今天我們要探討的是一個國家的政治現代化,而這也是現代化過程中必須面對的一個根本問題。有人說政治現代化的前提就是民主,但是我們有沒有想過,民主的前提又是什麼呢?所謂民主,用現在的話講,就是人民當家作主,那麼人民憑什麼能夠當家作主呢?必然是一國的人民具備足夠的知識和相應的自我治理的能力,否則當家作主就無從談起,因為不具備做主人翁的能力。這就相當於法律上的完全民事行為能力人,未滿十八歲的成年人是沒有完全民事行為能力的。所以一個國家的民主必然是要跟民眾素質相掛鈎的,一個國家的民主程度隨著民眾素質的提高而提高,而民眾的素質又跟教育有關係。如果民眾的素質上不去,民主自然就只是一個概念而已。一個國家民眾素質的提高和權利意識的覺醒主要依靠教育,試想假如一個國家實行的是愚民政策,民智得不到開發,長此以往都是一幫愚民了,何來的當家作主的能力和主人翁意識呢?這就是由於統治者壟斷了教育所造成的後果。因此就要說到政教分離了,這裡的教不僅僅是宗教,還應包括教育,因為現代社會教化民眾依靠的是教育,主要是學校教育,而古代社會依靠的則是宗教。只有政教分離了,統治者不再能夠控制民眾的思想,民眾的獨立性和主人翁意識才能夠體現出來,政治上的民主才有了民眾基礎。所以政教分離是一個國家現代化,或者政治現代化的基本前提。而古代社會幾乎無一例外都是政教合一的,政治和宗教天然地就是結合在一起的。

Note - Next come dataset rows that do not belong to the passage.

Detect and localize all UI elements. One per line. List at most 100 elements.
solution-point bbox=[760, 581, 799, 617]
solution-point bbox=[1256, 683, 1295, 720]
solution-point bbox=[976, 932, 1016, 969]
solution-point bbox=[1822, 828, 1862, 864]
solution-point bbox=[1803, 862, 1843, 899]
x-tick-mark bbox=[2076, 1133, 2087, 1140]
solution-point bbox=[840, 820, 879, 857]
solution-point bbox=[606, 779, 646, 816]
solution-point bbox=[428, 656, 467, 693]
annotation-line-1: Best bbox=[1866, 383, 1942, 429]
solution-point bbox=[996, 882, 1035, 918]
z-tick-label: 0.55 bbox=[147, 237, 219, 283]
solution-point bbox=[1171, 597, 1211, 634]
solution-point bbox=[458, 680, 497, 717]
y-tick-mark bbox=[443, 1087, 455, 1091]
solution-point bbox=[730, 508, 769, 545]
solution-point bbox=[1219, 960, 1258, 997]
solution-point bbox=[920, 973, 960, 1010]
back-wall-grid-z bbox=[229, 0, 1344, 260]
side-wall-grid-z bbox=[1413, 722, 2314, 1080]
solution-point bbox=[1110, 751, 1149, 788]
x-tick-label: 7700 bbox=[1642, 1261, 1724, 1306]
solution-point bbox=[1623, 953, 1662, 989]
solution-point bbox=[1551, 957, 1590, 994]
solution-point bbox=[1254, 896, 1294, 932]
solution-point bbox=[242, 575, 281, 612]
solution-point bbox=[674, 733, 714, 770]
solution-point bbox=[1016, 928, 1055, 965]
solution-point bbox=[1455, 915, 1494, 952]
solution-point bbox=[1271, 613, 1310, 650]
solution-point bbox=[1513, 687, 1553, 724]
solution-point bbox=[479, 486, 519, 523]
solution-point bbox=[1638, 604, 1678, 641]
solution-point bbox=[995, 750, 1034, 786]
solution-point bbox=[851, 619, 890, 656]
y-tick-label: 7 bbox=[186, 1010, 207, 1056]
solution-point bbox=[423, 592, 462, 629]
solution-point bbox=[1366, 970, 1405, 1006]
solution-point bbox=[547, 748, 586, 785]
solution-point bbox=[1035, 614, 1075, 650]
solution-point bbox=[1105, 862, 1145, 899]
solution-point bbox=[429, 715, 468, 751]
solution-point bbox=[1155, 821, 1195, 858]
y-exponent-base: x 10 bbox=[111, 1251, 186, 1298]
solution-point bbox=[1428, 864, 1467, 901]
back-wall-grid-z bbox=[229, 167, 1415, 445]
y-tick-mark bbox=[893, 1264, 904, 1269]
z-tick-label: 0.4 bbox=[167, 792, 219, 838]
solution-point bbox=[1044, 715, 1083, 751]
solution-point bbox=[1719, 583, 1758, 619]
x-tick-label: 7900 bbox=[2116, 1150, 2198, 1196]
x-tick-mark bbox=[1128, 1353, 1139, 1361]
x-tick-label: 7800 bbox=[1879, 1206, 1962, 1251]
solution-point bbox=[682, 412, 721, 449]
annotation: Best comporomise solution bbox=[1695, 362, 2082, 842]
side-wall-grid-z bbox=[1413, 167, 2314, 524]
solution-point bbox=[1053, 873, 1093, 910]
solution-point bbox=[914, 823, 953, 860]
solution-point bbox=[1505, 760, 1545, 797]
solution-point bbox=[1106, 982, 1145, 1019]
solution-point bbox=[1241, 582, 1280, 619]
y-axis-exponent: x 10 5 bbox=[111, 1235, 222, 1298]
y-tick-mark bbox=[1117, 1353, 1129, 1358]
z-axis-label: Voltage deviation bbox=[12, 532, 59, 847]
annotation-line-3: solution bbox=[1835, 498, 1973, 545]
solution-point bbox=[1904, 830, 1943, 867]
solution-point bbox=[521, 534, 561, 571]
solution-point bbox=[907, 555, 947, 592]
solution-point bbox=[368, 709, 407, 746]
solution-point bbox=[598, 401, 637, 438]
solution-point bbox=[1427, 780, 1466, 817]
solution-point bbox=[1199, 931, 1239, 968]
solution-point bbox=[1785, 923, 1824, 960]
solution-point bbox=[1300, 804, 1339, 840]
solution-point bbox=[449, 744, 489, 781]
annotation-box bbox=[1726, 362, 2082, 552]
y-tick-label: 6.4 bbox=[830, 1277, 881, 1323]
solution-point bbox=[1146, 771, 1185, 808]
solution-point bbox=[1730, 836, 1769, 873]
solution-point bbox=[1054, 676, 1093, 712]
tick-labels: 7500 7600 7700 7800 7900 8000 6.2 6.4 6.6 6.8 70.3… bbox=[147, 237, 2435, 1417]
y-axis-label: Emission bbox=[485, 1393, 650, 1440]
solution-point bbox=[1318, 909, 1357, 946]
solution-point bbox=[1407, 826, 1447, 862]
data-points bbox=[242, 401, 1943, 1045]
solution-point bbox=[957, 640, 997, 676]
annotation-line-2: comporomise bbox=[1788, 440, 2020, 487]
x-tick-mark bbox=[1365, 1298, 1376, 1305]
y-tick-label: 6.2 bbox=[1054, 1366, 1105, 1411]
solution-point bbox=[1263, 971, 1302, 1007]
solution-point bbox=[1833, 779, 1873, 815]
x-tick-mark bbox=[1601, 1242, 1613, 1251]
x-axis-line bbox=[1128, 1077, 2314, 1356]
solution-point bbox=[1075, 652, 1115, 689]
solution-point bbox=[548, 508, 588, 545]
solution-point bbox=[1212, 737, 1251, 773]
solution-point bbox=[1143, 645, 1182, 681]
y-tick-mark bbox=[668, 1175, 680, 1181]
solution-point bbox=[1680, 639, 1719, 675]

這就要說到宗教的起源問題,現在世界上所有大的宗教都是起源於前現代化社會的,也就是古代社會,到現在也有上千年的歷史了。而宗教如果再往前繼續追溯的話,那就是遠古社會的圖騰崇拜和自然崇拜。遠古時期的人們,由於缺乏對大自然的知識,並且要靠天吃飯,因此對神奇的大自然充滿了敬畏之心,認為大自然後面有一個神靈在背後主宰,甚至自然界的一草一木都具有靈性。正是在這樣的心理基礎上,根據自然界的動物或植物創造出了圖騰,形成了圖騰崇拜,比如烏龜或狼圖騰,中國的龍這一形象就是遠古華夏先民崇拜的一種圖騰,並由此成為了一個民族的標誌。而在遠古社會,一個圖騰就是一個部落的標誌,大家聚在一起形成一個部落,並創造出一個圖騰作為一種共同的信仰,這就是區分大家是否是同一個部落的重要標識。如果咱們崇拜同一個圖騰,那麼就是同一個部落的,就要團結在一起,而不能相互廝殺。在《人類簡史》中,作者把這種虛構的圖騰稱之為想像的共同體,人類的想像力第一次開花結果,並從此人類社會進入了智人社會。智人社會有一個最根本的特徵,就是有了圖騰崇拜這一想像共同體,從而組織起更大規模的社會協作,而在圖騰崇拜出現之前是不可能凝聚成如此大規模的人類部落的。想像力在這裡發揮了最根本的作用,因為在人類還沒有具備認識大自然的奧秘的能力的時候,只能通過想像大自然背後有一個神秘意志在主宰著,並試圖揣摩大自然的意圖,那麼這時如果有誰能夠與天直接對話和溝通,他就必然是部落裡面最尊貴、地位最高的人。在古代,從事這一職業的人被叫做巫師,後來幾乎沒有任何一個時期巫師的作用有如此重要,地位如此之高,那時的巫師幾乎同時也是部落的首領。巫師主要負責祈禱和佔卜,向上天禱告,聆聽天意,並預測未來的吉兇,這樣的人無疑都具有神秘色彩,因為神秘所以強大。而遠古社會是一個信息極不充分的社會,知識和信息無疑是最稀缺的資源,或者說知識就是權力的來源,誰掌握足夠多的知識,誰就能夠帶領大家打到足夠多的獵物,採集到足夠的食物,那麼這個人就必然會被大家公推為首領。因為無知,所以迷信,在一個信息不充分不發達的社會,必然是迷信橫行,巫師被認為是具有神秘力量的人物,也就自然有了領導大家的資格和能力。遠古時期的巫術可以說是宗教最早的雛形,而巫師就是最早的神職人員。所以為什麼政教合一幾乎是所有前現代化社會共同具備的特徵,因為宗教本身就具有神秘主義色彩,它能夠為政治披上一層神秘的外衣,神秘的東西總是富有權威的。而傳統社會又是信息非常不充分不對稱的社會,在這樣的社會中要維護統治就必須要壟斷信息和知識的來源,宗教掌握著最神秘最權威的知識,所以政治不但需要宗教為其背書,賦予政權一種合法性和正當性,而且需要通過掌控宗教來壟斷信息的來源,實行愚民政策。總之對於天意的聆聽和未來的預測,一切解釋權歸於最高統治者。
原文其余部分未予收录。